Detailing exactly how cotton is produced and moves through the supply chain before being sold in shops would be fairly complicated and cost brands more money.
But Carrier says this is no excuse. She also points out that EU legislators are pushing for this reform to happen.
Last year, the EU introduced the Forced Labour Regulation.
This bans products made with forced labour from being sold in the bloc.
Regulators can force retailers which break the rules to withdraw their products from the market.
The rules will only come into force in December 2027 and Carrier says there are still question marks over how enforcement will work in practice.
“It is hard to say how impactful a piece of legislation will be,” she says.

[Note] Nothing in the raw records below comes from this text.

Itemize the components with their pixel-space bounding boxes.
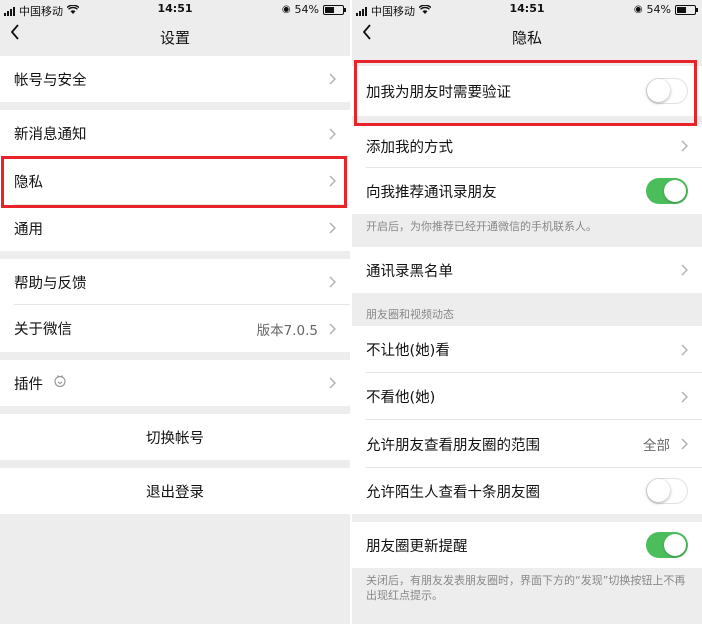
setting-stranger-view: 允许陌生人查看十条朋友圈 [352, 468, 702, 514]
nav-bar: 隐私 [352, 18, 702, 54]
menu-item-add-methods[interactable]: 添加我的方式 [352, 124, 702, 168]
setting-recommend-contacts: 向我推荐通讯录朋友 [352, 168, 702, 214]
recommend-note: 开启后，为你推荐已经开通微信的手机联系人。 [366, 220, 597, 233]
update-remind-note: 关闭后，有朋友发表朋友圈时，界面下方的“发现”切换按钮上不再出现红点提示。 [366, 574, 686, 602]
menu-item-privacy[interactable]: 隐私 [0, 157, 350, 205]
menu-item-label: 通用 [14, 221, 43, 238]
menu-item-blacklist[interactable]: 通讯录黑名单 [352, 247, 702, 293]
menu-item-help-feedback[interactable]: 帮助与反馈 [0, 259, 350, 305]
page-title: 设置 [159, 29, 190, 47]
chevron-right-icon [681, 264, 688, 276]
menu-item-label: 隐私 [14, 174, 43, 191]
chevron-right-icon [681, 438, 688, 450]
battery-icon [323, 4, 346, 15]
status-bar: 中国移动 14:51 ◉ 54% [0, 0, 350, 18]
menu-item-plugins[interactable]: 插件 [0, 360, 350, 406]
plugin-icon [53, 374, 67, 392]
menu-item-account-security[interactable]: 帐号与安全 [0, 56, 350, 102]
menu-item-label: 帮助与反馈 [14, 275, 87, 292]
menu-item-general[interactable]: 通用 [0, 205, 350, 251]
setting-label: 向我推荐通讯录朋友 [366, 184, 497, 201]
menu-item-label: 通讯录黑名单 [366, 263, 453, 280]
page-title: 隐私 [511, 29, 542, 47]
recommend-toggle[interactable] [646, 178, 688, 204]
chevron-right-icon [329, 276, 336, 288]
menu-item-label: 新消息通知 [14, 127, 87, 143]
switch-account-button[interactable]: 切换帐号 [0, 414, 350, 460]
stranger-toggle[interactable] [646, 478, 688, 504]
menu-item-label: 不看他(她) [366, 390, 436, 406]
update-remind-toggle[interactable] [646, 532, 688, 558]
chevron-right-icon [329, 127, 336, 140]
chevron-right-icon [681, 390, 688, 403]
battery-percent: 54% [646, 3, 671, 16]
battery-icon [675, 4, 698, 15]
setting-label: 加我为朋友时需要验证 [366, 84, 511, 101]
rotation-lock-icon: ◉ [281, 4, 291, 15]
rotation-lock-icon: ◉ [633, 4, 643, 15]
logout-label: 退出登录 [146, 484, 204, 501]
chevron-right-icon [681, 343, 688, 356]
menu-item-label: 帐号与安全 [14, 72, 87, 89]
chevron-right-icon [329, 73, 336, 85]
range-value: 全部 [643, 438, 670, 454]
verify-toggle[interactable] [646, 78, 688, 104]
menu-item-dont-let-see[interactable]: 不让他(她)看 [352, 326, 702, 373]
menu-item-dont-see[interactable]: 不看他(她) [352, 373, 702, 420]
chevron-right-icon [329, 222, 336, 234]
menu-item-label: 添加我的方式 [366, 139, 453, 156]
menu-item-moments-range[interactable]: 允许朋友查看朋友圈的范围 全部 [352, 420, 702, 468]
settings-screen: 中国移动 14:51 ◉ 54% 设置 帐号与安全 新消息通知 隐私 通用 帮助… [0, 0, 350, 624]
logout-button[interactable]: 退出登录 [0, 468, 350, 514]
chevron-right-icon [329, 322, 336, 335]
setting-label: 朋友圈更新提醒 [366, 538, 468, 555]
privacy-screen: 中国移动 14:51 ◉ 54% 隐私 加我为朋友时需要验证 添加我的方式 向我… [352, 0, 702, 624]
chevron-right-icon [681, 140, 688, 152]
menu-item-label: 关于微信 [14, 322, 72, 338]
battery-percent: 54% [294, 3, 319, 16]
menu-item-about[interactable]: 关于微信 版本7.0.5 [0, 305, 350, 352]
version-value: 版本7.0.5 [256, 322, 318, 339]
setting-moments-update-remind: 朋友圈更新提醒 [352, 522, 702, 568]
status-bar: 中国移动 14:51 ◉ 54% [352, 0, 702, 18]
nav-bar: 设置 [0, 18, 350, 54]
menu-item-label: 允许朋友查看朋友圈的范围 [366, 437, 540, 454]
setting-label: 允许陌生人查看十条朋友圈 [366, 484, 540, 501]
menu-item-label: 不让他(她)看 [366, 343, 450, 359]
chevron-right-icon [329, 377, 336, 389]
switch-account-label: 切换帐号 [146, 430, 204, 447]
menu-item-label: 插件 [14, 376, 43, 393]
menu-item-notifications[interactable]: 新消息通知 [0, 110, 350, 157]
chevron-right-icon [329, 175, 336, 187]
setting-verify-friend: 加我为朋友时需要验证 [352, 66, 702, 116]
section-header-moments: 朋友圈和视频动态 [366, 308, 454, 321]
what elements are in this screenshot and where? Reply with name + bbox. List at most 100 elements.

Nevertheless, she says it’s a significant step in the right direction.
“Voluntary measures will only go so far and won’t motivate the majority of companies to do what they’re supposed to do. The EU Forced Labour Regulation is a great starting point.”
Carrier says retailers should start looking now to “shift their supply chains out of the Uyghur region”, so they’re not caught out once the new rules take effect.
Rubens Carvalho, deputy
director, Earthsight
Nessa Cosgrove, a Labour senator, says the EU’s Forced Labour Regulation is an “important step” in tackling the issue.
However, she also calls on the Irish government to “go further” and pass Labour’s Exploitation and Trafficking Bill.
This would require companies to report annually on the measures they are taking to ensure that forced labour materials aren’t in their products.
“Irish people want to know that when we shop on our own high streets, we’re not contributing to misery and exploitation elsewhere,” she says.
This is also the key point raised by Carrier — that getting rid of forced labour products is something which almost everyone supports.
“Consumers don’t want to buy forced labour goods and brands don’t want to be linked to scandal,” she says.
“So there’s nothing to stop companies from doing the right thing.”